Cloning of the glucose 6-phosphate dehydrogenase gene from Plasmodium falciparum.

Mol Biochem Parasitol

Department of Haematology, Royal Postgraduate Medical School, Hammersmith Hospital, London, UK.

Published: April 1994

Glucose 6-phosphate dehydrogenase (G6PD) deficiency is one of the human genetic traits that confer relative resistance against malaria caused by Plasmodium falciparum. It has been previously shown that this organism, during its intraerythrocytic development, produces its own G6PD, which has properties different from those of human G6PD. In order to investigate the role of this enzyme in parasite-host cell interactions, we have isolated the G6PD gene from Plasmodium falciparum as a set of overlapping lambda gt11 clones. By sequence analysis we have found a single open reading frame, uninterrupted by introns, coding for a protein of 910 amino acids, almost twice as long as any previously sequenced G6PD molecule.

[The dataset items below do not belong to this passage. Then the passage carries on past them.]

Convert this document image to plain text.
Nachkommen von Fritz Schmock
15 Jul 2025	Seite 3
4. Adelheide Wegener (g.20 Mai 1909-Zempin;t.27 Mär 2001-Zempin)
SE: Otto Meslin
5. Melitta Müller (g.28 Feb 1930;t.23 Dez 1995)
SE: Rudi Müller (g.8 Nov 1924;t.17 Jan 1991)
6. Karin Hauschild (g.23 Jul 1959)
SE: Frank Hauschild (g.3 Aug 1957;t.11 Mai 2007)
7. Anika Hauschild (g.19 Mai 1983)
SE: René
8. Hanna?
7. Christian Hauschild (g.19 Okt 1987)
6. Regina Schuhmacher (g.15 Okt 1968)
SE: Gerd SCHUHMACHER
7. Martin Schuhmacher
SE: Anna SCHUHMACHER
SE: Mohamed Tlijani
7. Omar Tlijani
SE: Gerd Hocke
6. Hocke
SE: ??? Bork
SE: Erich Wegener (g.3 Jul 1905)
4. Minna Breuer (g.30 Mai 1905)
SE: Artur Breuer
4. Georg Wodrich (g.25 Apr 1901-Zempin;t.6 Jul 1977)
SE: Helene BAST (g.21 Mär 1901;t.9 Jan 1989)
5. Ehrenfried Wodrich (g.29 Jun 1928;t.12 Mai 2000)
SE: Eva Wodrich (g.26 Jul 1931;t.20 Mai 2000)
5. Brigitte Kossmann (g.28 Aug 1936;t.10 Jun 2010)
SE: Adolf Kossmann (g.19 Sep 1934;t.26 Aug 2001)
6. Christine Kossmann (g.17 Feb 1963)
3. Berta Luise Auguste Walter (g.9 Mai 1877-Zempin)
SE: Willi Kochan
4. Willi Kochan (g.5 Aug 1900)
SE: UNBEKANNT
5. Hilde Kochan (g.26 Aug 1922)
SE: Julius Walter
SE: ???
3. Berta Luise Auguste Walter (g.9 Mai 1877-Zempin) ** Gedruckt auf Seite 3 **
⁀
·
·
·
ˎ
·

The P. falciparum G6PD mRNA is 5.1 kb in size and has an exceptionally long 5' untranslated region of some 1000 nucleotides. We have mapped the G6PD gene to chromosome 14. The C-terminal portion of the predicted protein, from amino acid 310-910 (except for an 'insert' of 62 amino acids), has 39% homology to human G6PD, with a number of characteristic, fully conserved peptides. The N-terminal portion of the predicted protein has no homology to G6PD, but it contains a peptide in which 7 out of 12 amino acids are identical to the putative glutathione binding site of human glutathione S-transferase.